Rosario yolculuğumun üçüncü şehri. Buenos Aires'ten yaklaşık 300 km uzaklıkta. Ben trenle giderek 6,5 saat sürecek yolculukta yolun tadını çıkarmak istedim. Uzun süredir hasret kaldığım, gözalabildigince uzanan yemyeşil düzlüklerden sonra, günbatımında doğru binbir renk doldu içeri. Trenin otobusten veya diger tasitlardan farki doğayla daha bir baş başa olmasi sanirim. Yandan geçen araçlar veya yol kenarına yanaşmiş evler yok. Arada sırada bir istasyon, o kadar...
Tren istasyonunda arkadaşım Gustavo karşıladi beni. Biraz lafladiktan sonra her hafta Rasario'daki üyelerin ve misafirlerin katıldığı Couchsurfing asado partisine doğru yola çıktik. Asado Arjantin'e geldiğinizde ilk öğrendiğiniz kelimelerden biri oluyor. Bildiğiniz mangal partisi aslinda. Memlekette et fiyatları Türkiye'nin yarısı kadar. Lezzeti ise açık ara önde. İnsanlar asado icin firsat kolluyor denebilir. Bu kelimenin birinin agzindan çıkması hazırlıkların başlamasına yetiyor.
Ertesi gün Gustavo'yla şehri geziyoruz. Önce Che'nin anıtını. Rosario Che'nin doğduğu ve motosikletiyle yola çıkana kadar yaşadigi şehir. Doğduğu ev şu an kullanılmakta olduğundan müzeye dönüştürülmemiş, önünden geçip gidiyoruz.
Che'nin yazdığı tarih hepimizi biraz farklı bir yerimizden vurur. Kahramanlık hikayeleri hep romantiktir, ama Che'de bizleri daha farklı etkilenmesin bir nedeni olmalı. Ben kendimce buna bir cevap buldum. Modern çağın diğer kahramanları içinde bulunduğu şartların yoğurduğu karakterler. Che ise bu şartlari kendi arayip buldu. Ghandi sömürülen bir ülkenin avukatıydı ve yaşanan zulmü iliklerine hissederek yetişti. Atatürk dejenerasyon son dönemini yaşayan bir imparatorluğun kalbinde, yozlaşmayı ve çöküşü derinden hissederek yetişip bir ülkenin kahramanı oldu. Bizim Atatürk veya Ghandi ile empati kurmamız çok güç. Che Guevara'nın öyküsü ise çok daha yakin, çok daha hayatımıza dokunan bir yerde. Hala izlemeyen varsa "The Motorcycle Diaries".

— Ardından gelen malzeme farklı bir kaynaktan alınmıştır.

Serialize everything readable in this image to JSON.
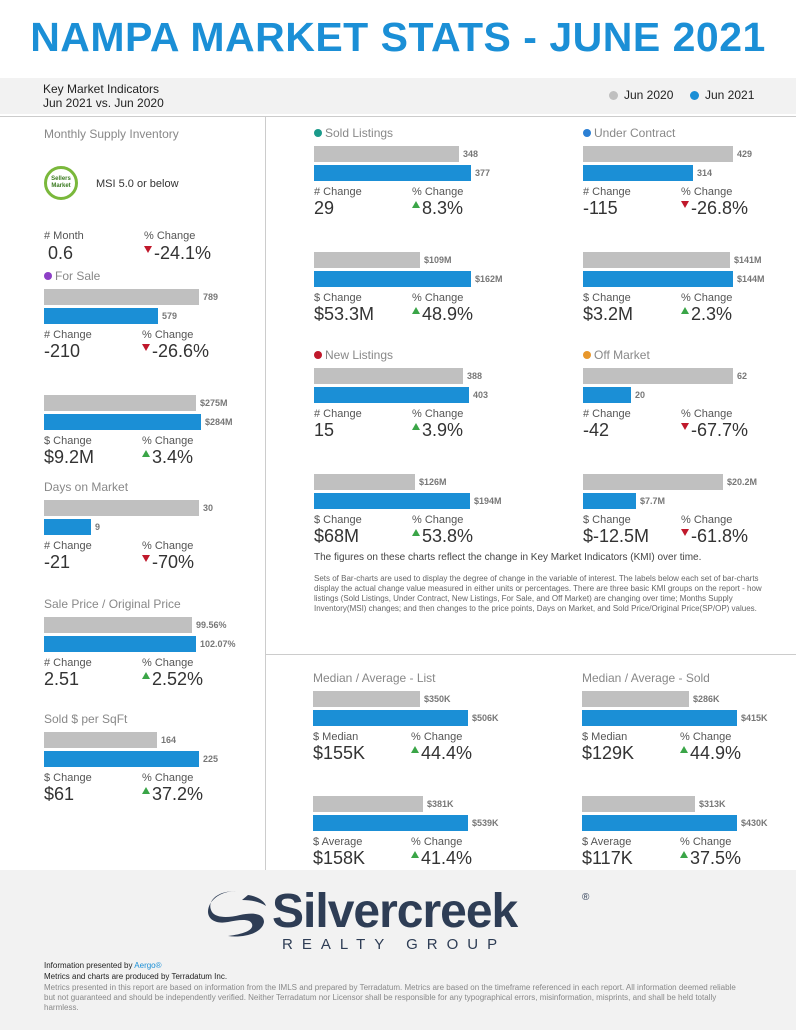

Rosario Arjantin'in üçüncü büyük şehri. Rio de Paraná kenarında huzurlu bir kent. İnsanları güneşi görünce nehrin kenarına akın edip güneşlenmek tercih ediyor. Biz de Gustavo ile güneşin tadını çıkarıp bol bol fotoğraf çekiyoruz.
Rosario da görülmeye değer yerlerden biri Monumento de Bandera (bayrak anıtı). Devasa anıtıñ teras katı balkonunda enfes bir şehir manzarasi var. Bir de önündeki meşaleyle esprili fotoğraflar çekebilirsiniz :)
Bir de şehrin karşı taraftaki Viktoria sehriyle bağlanmasına vesile olmuş 4.100 m uzunluğundaki Puente Victoria (Victoria Koprüsü) var ki 2003 yılında tamamlanarak 5-6 saatlik mesafeyi 15 dakikaya indirmiş. Geceleri karşı tarafın karanligi ve nehrin sessizliği ile birleşince, karanlığa doğru uzanan bu ışık hüzmesini saatlerce seyredip düşüncelere dalmak istiyorsunuz.
Ve Rosario'daki arkadaşım, günün kahramanı Gustavo. Bana ayırdığı kıymetli zamanı için ne kadar teşekkür etsem az.